Chapter V, Part IV: Poniente, With Old Wars
The problem with Cuba solved, there were other things related with the Americas that the Spanish diplomacy decided to tackle soon.
One of them was the First Pacific War [1], which was theoretically still on-going in spite of the fact that no war action had taken place since 1866: basically, the last governments of Isabel II and both the Provisional Government and the governments that had searched for the new king and then fought the war against France had forgotten it due to more pressing problems. However, now they could do something, and the Sagasta government thought it was an excellent moment to attempt to establish better ties with the South American nations.
With the help of the United States, who was seeking a way to gain rapport with the resurgent nation, Spanish diplomats met with those of the South American alliance, formed by Chile, Bolivia, Perú and Ecuador. In the following Treaty of Tallahassee of 1875 (signed in the capital of the state of Florida), Spain recognised the independence of the four American nations in exchange of them opening their markets to Spanish products.
However, the years between the end of the war and the peace signing had taken their toll on the alliance, and now the nations were separating: Gabriel García Moreno, who had been President of Ecuador, would soon die at the hands of Colombian Faustino Rayo, and Ecuador drifted away from the other nations; Perú and Bolivia, which had once been part of the same nation, remained together, and Chile, which was emerging in the region as a powerful nation, was slowly starting to turn against its northern neighbours, which could become potential enemies in achieving regional supremacy.

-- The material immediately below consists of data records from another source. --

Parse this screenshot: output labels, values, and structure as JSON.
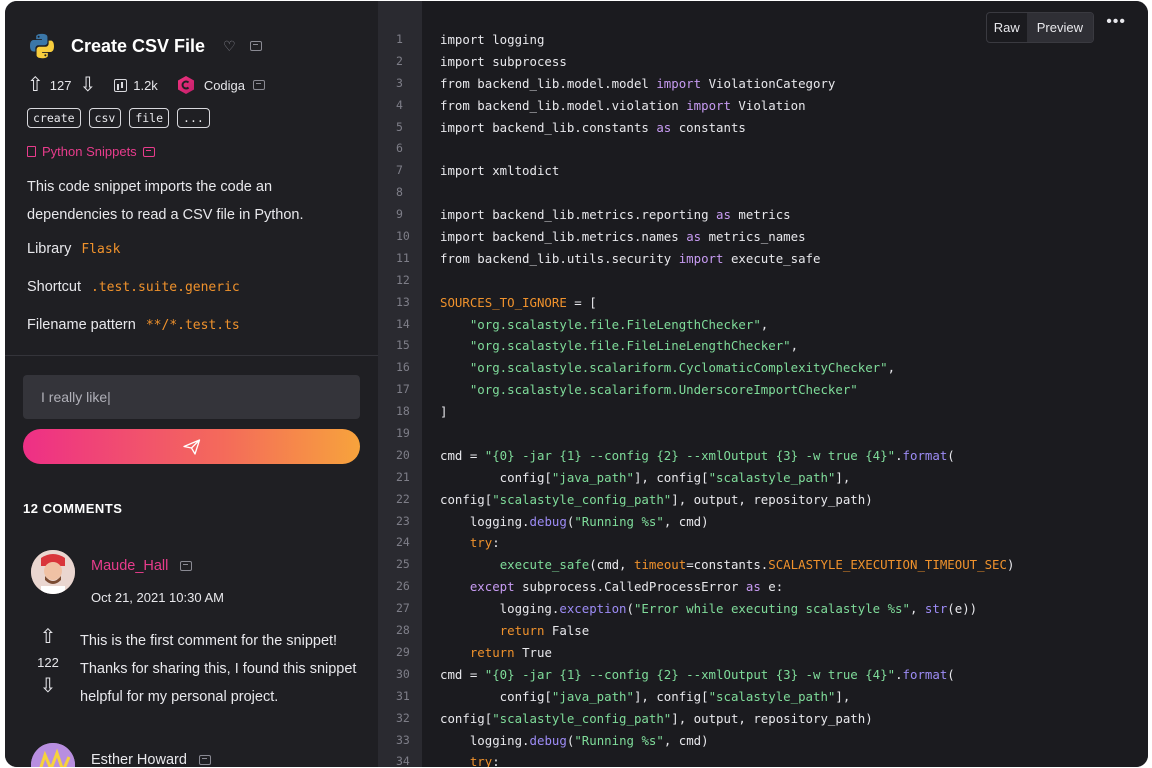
{
  "snippet": {
    "title": "Create CSV File",
    "upvotes": "127",
    "views": "1.2k",
    "owner": "Codiga",
    "tags": [
      "create",
      "csv",
      "file",
      "..."
    ],
    "collection": "Python Snippets",
    "description": "This code snippet imports the code an dependencies to read a CSV file in Python.",
    "library_label": "Library",
    "library_value": "Flask",
    "shortcut_label": "Shortcut",
    "shortcut_value": ".test.suite.generic",
    "filename_label": "Filename pattern",
    "filename_value": "**/*.test.ts"
  },
  "comment_form": {
    "input_value": "I really like|"
  },
  "comments": {
    "title": "12 COMMENTS",
    "items": [
      {
        "author": "Maude_Hall",
        "date": "Oct 21, 2021 10:30 AM",
        "votes": "122",
        "text": "This is the first comment for the snippet! Thanks for sharing this, I found this snippet helpful for my personal project."
      },
      {
        "author": "Esther Howard"
      }
    ]
  },
  "code_view": {
    "raw_label": "Raw",
    "preview_label": "Preview",
    "more_label": "•••",
    "active_tab": "Preview",
    "lines": [
      [
        [
          "import logging",
          "p"
        ]
      ],
      [
        [
          "import subprocess",
          "p"
        ]
      ],
      [
        [
          "from backend_lib.model.model ",
          "p"
        ],
        [
          "import",
          "kw"
        ],
        [
          " ViolationCategory",
          "p"
        ]
      ],
      [
        [
          "from backend_lib.model.violation ",
          "p"
        ],
        [
          "import",
          "kw"
        ],
        [
          " Violation",
          "p"
        ]
      ],
      [
        [
          "import backend_lib.constants ",
          "p"
        ],
        [
          "as",
          "kw"
        ],
        [
          " constants",
          "p"
        ]
      ],
      [],
      [
        [
          "import xmltodict",
          "p"
        ]
      ],
      [],
      [
        [
          "import backend_lib.metrics.reporting ",
          "p"
        ],
        [
          "as",
          "kw"
        ],
        [
          " metrics",
          "p"
        ]
      ],
      [
        [
          "import backend_lib.metrics.names ",
          "p"
        ],
        [
          "as",
          "kw"
        ],
        [
          " metrics_names",
          "p"
        ]
      ],
      [
        [
          "from backend_lib.utils.security ",
          "p"
        ],
        [
          "import",
          "kw"
        ],
        [
          " execute_safe",
          "p"
        ]
      ],
      [],
      [
        [
          "SOURCES_TO_IGNORE",
          "cn"
        ],
        [
          " = [",
          "p"
        ]
      ],
      [
        [
          "    ",
          "p"
        ],
        [
          "\"org.scalastyle.file.FileLengthChecker\"",
          "st"
        ],
        [
          ",",
          "p"
        ]
      ],
      [
        [
          "    ",
          "p"
        ],
        [
          "\"org.scalastyle.file.FileLineLengthChecker\"",
          "st"
        ],
        [
          ",",
          "p"
        ]
      ],
      [
        [
          "    ",
          "p"
        ],
        [
          "\"org.scalastyle.scalariform.CyclomaticComplexityChecker\"",
          "st"
        ],
        [
          ",",
          "p"
        ]
      ],
      [
        [
          "    ",
          "p"
        ],
        [
          "\"org.scalastyle.scalariform.UnderscoreImportChecker\"",
          "st"
        ]
      ],
      [
        [
          "]",
          "p"
        ]
      ],
      [],
      [
        [
          "cmd = ",
          "p"
        ],
        [
          "\"{0} -jar {1} --config {2} --xmlOutput {3} -w true {4}\"",
          "st"
        ],
        [
          ".",
          "p"
        ],
        [
          "format",
          "fn"
        ],
        [
          "(",
          "p"
        ]
      ],
      [
        [
          "        config[",
          "p"
        ],
        [
          "\"java_path\"",
          "st"
        ],
        [
          "], config[",
          "p"
        ],
        [
          "\"scalastyle_path\"",
          "st"
        ],
        [
          "],",
          "p"
        ]
      ],
      [
        [
          "config[",
          "p"
        ],
        [
          "\"scalastyle_config_path\"",
          "st"
        ],
        [
          "], output, repository_path)",
          "p"
        ]
      ],
      [
        [
          "    logging.",
          "p"
        ],
        [
          "debug",
          "fn"
        ],
        [
          "(",
          "p"
        ],
        [
          "\"Running %s\"",
          "st"
        ],
        [
          ", cmd)",
          "p"
        ]
      ],
      [
        [
          "    ",
          "p"
        ],
        [
          "try",
          "cn"
        ],
        [
          ":",
          "p"
        ]
      ],
      [
        [
          "        ",
          "p"
        ],
        [
          "execute_safe",
          "st"
        ],
        [
          "(cmd, ",
          "p"
        ],
        [
          "timeout",
          "cn"
        ],
        [
          "=constants.",
          "p"
        ],
        [
          "SCALASTYLE_EXECUTION_TIMEOUT_SEC",
          "cn"
        ],
        [
          ")",
          "p"
        ]
      ],
      [
        [
          "    ",
          "p"
        ],
        [
          "except",
          "kw"
        ],
        [
          " subprocess.CalledProcessError ",
          "p"
        ],
        [
          "as",
          "kw"
        ],
        [
          " e:",
          "p"
        ]
      ],
      [
        [
          "        logging.",
          "p"
        ],
        [
          "exception",
          "fn"
        ],
        [
          "(",
          "p"
        ],
        [
          "\"Error while executing scalastyle %s\"",
          "st"
        ],
        [
          ", ",
          "p"
        ],
        [
          "str",
          "fn"
        ],
        [
          "(e))",
          "p"
        ]
      ],
      [
        [
          "        ",
          "p"
        ],
        [
          "return",
          "cn"
        ],
        [
          " False",
          "p"
        ]
      ],
      [
        [
          "    ",
          "p"
        ],
        [
          "return",
          "cn"
        ],
        [
          " True",
          "p"
        ]
      ],
      [
        [
          "cmd = ",
          "p"
        ],
        [
          "\"{0} -jar {1} --config {2} --xmlOutput {3} -w true {4}\"",
          "st"
        ],
        [
          ".",
          "p"
        ],
        [
          "format",
          "fn"
        ],
        [
          "(",
          "p"
        ]
      ],
      [
        [
          "        config[",
          "p"
        ],
        [
          "\"java_path\"",
          "st"
        ],
        [
          "], config[",
          "p"
        ],
        [
          "\"scalastyle_path\"",
          "st"
        ],
        [
          "],",
          "p"
        ]
      ],
      [
        [
          "config[",
          "p"
        ],
        [
          "\"scalastyle_config_path\"",
          "st"
        ],
        [
          "], output, repository_path)",
          "p"
        ]
      ],
      [
        [
          "    logging.",
          "p"
        ],
        [
          "debug",
          "fn"
        ],
        [
          "(",
          "p"
        ],
        [
          "\"Running %s\"",
          "st"
        ],
        [
          ", cmd)",
          "p"
        ]
      ],
      [
        [
          "    ",
          "p"
        ],
        [
          "try",
          "cn"
        ],
        [
          ":",
          "p"
        ]
      ]
    ]
  }
}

Gabriel García Moreno, President of Ecuador
Sagasta saw this as a clear chance to divide the alliance and instead find some allies of its own in the southern hemisphere. After some considerations, it was decided that the best idea would be to pick Perú. This decision was not taken lightly: despite the fact that the war had initially started against Perú, there was still a pro-Spanish sentiment in the region, coming from the 1820s, when Perú was the last nation to become independent from Spain. Also, they had access to a great number of resources in the region, and if the Peruvian markets were opened to Spanish products, perhaps Spanish businesses could manage to even expand operations into. The guano deposits in the Chincha Islands, as well as the many natural resources in there, could be at hand. Of course, benefits would have to be shared with Perú, and probably they should build factories, but it was something they were willing to do.
Soon after this, two new buildings were built in La Paz and Lima, capitals of Bolivia and Perú, respectively: the Casa de España, ostensibly a place where all Spaniard people living in both nations could meet to remember their mother nation and encounter their compatriots, but it would also be used as the headquarters of the trade between Spain and both nations. Soon, one of the main articles both nations would be buying were weapons, both of German and Spanish production. The possibility of a war with Chile was near, and the allied nations wanted to make sure that such a war fell in their favour.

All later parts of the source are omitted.